PGA TOUR

Lynch: The PGA Tour needs a plan for when a LIV star comes knocking. The path back isn’t complicated.

Eamon Lynch
Golfweek
Dec. 20, 2025, 5:14 p.m. ET

As we rake through the embers of 2025, it’s momentarily jarring to realize just how much LIV Golf has receded from relevance. Two years have passed since the league’s last newsworthy signing in Jon Rahm, viewership is stubbornly meager, sponsor support is virtually absent outside of companies protecting an existing Saudi relationship, and the only evident growth is among the ranks of scroungers eager to scoop up coins before the purse strings are drawn closed. As it prepares to set sail for a fifth season, the Good Ship Yasir resembles less a threatening destroyer than a pleasure cruise for geriatrics who also suckered a few kids up the gangway.

But while LIV continues to list, the moment nears when someone aboard starts looking for a life raft.

LIV’s chief executive, Scott O’Neil, was asked recently if Brooks Koepka will play for the league next year. His lukewarm answer—“We haven’t made any announcements on players, but he is signed for 2026”—fueled speculation that the five-time major champion could sit out the season, in effect serving the one-year suspension likely required before he could return to the PGA Tour. Koepka has offered no comment on his future. Perhaps that’s his negotiating strategy for a new LIV contract, or maybe he does want to be free of an employer with whom he’s had a combative relationship. Regardless of whether Koepka competes for the Saudis next season, it’s a reminder that the PGA Tour needs a plan for when one of LIV’s top players comes a knockin’.

Brooks Koepka of Smash GC looks on at the second hole on day one of LIV Golf Virginia at Robert Trent Jones Golf Club on June 06, 2025 in Gainesville, Virginia.

There was a time when conversations about how LIV players might be readmitted to the PGA Tour presumed that a pathway would be required for the entire roster, that either LIV would have folded or a deal would have been reached with Ponte Vedra. But Yasir Al-Rumayyan hasn’t yet been called on his folly—an informed industry executive estimates his LIV spend at $8 billion, including a long tail of committed expenses—and there’s been no engagement on an agreement. Both parties are moving on with separate plans but only one party has expensive contracts coming up for renewal, which means the Tour should be readying an à la carte solution if a LIV star signals interest in bolting.

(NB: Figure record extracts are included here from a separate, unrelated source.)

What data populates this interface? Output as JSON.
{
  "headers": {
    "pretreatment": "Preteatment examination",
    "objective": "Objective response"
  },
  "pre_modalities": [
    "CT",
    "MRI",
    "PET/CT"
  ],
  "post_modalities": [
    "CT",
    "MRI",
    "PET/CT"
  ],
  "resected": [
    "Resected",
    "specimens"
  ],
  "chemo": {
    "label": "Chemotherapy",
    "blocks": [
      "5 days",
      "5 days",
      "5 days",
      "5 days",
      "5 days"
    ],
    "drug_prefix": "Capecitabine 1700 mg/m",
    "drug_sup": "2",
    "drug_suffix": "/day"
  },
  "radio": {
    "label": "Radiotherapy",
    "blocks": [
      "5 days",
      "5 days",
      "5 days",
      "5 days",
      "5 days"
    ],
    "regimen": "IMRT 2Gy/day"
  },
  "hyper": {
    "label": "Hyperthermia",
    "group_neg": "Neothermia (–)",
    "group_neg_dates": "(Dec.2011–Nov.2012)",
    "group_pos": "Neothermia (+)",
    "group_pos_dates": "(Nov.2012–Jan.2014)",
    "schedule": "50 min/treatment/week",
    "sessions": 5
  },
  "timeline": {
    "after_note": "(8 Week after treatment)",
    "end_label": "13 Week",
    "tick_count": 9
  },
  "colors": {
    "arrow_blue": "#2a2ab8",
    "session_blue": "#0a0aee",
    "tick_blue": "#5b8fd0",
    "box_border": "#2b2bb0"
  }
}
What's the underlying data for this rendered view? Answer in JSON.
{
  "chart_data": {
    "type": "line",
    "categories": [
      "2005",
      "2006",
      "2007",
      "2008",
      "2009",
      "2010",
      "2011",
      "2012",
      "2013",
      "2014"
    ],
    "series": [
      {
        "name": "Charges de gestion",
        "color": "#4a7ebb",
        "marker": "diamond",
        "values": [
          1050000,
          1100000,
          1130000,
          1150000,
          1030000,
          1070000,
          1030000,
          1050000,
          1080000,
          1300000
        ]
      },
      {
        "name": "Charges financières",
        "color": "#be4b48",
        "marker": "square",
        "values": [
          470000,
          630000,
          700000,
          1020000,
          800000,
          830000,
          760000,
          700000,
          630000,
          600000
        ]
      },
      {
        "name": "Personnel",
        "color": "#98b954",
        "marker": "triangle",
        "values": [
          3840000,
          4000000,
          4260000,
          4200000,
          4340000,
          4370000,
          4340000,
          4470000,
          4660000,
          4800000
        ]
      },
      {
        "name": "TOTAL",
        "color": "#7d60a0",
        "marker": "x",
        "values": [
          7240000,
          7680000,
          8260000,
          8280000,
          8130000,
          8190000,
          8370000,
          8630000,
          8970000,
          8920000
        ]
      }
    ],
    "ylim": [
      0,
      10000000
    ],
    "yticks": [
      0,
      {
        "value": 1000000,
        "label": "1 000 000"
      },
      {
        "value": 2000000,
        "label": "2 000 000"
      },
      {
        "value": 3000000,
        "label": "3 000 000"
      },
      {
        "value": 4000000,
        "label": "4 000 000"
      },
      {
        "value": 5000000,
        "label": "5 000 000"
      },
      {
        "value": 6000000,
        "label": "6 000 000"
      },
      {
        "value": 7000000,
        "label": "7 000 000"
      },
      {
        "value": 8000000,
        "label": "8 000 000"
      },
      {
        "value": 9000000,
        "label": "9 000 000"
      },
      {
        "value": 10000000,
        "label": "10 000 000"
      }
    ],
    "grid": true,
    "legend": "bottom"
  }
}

The Tour’s newish CEO, Brian Rolapp, bears no scar tissue from the scuffles of recent years and can be presumed to have a more relaxed attitude to the idea of allowing players to return from LIV. Such a decision would ultimately fall to the Tour’s board, which is controlled by the players, and sentiment is more divided among that group. Not long ago, I asked one Tour veteran how he’d feel if a prominent LIV guy wanted to return. “F*** them,” was his unvarnished response. “They made their choice. If they’re that important, how come no fans followed them to LIV?”

More diplomatic and prescient types would be keen to facilitate a return in the knowledge that it would be a blow to LIV, but they wouldn’t waste the effort on seat-warmers like Matt Wolff or Talor Gooch. It would have to be someone of stature whose defection would be a clear plus for the PGA Tour. Current context also matters. The Tour is shrinking—fewer exempt members, likely fewer tournaments, narrowing access pathways—so selling the locker room on readmitting a LIV defector demands a tightly defined criteria.

It will begin and end with one question: who has status?

Most former Tour members who left for LIV have seen their status expire. The guys who it could be argued still have status are those who’ve won recent major championships—Koepka, Rahm, Bryson DeChambeau and Cameron Smith, though with several years left on his contract Rahm seems unlikely to be inquiring about his return options. Dustin Johnson and Phil Mickelson are life members of the PGA Tour with more than 20 victories, but one of them appears short on motivation and the other is about as welcome as diarrhea in a spacesuit.

Any decision on who to readmit, and on what basis, will fall to player-directors on the Tour’s board. They might opt against creating an express lane back, concluding that LIV players become less relevant by the season anyway, and that the Tour is good with its current stars and the coming product changes. After all, Tiger Woods is a loud voice in that room and he has a long memory. But if a Koepka or a DeChambeau knocks on the door of the GloHo, those player-directors would do well to weigh the understandable desire for short-term sanctions against the possibility of long-term security.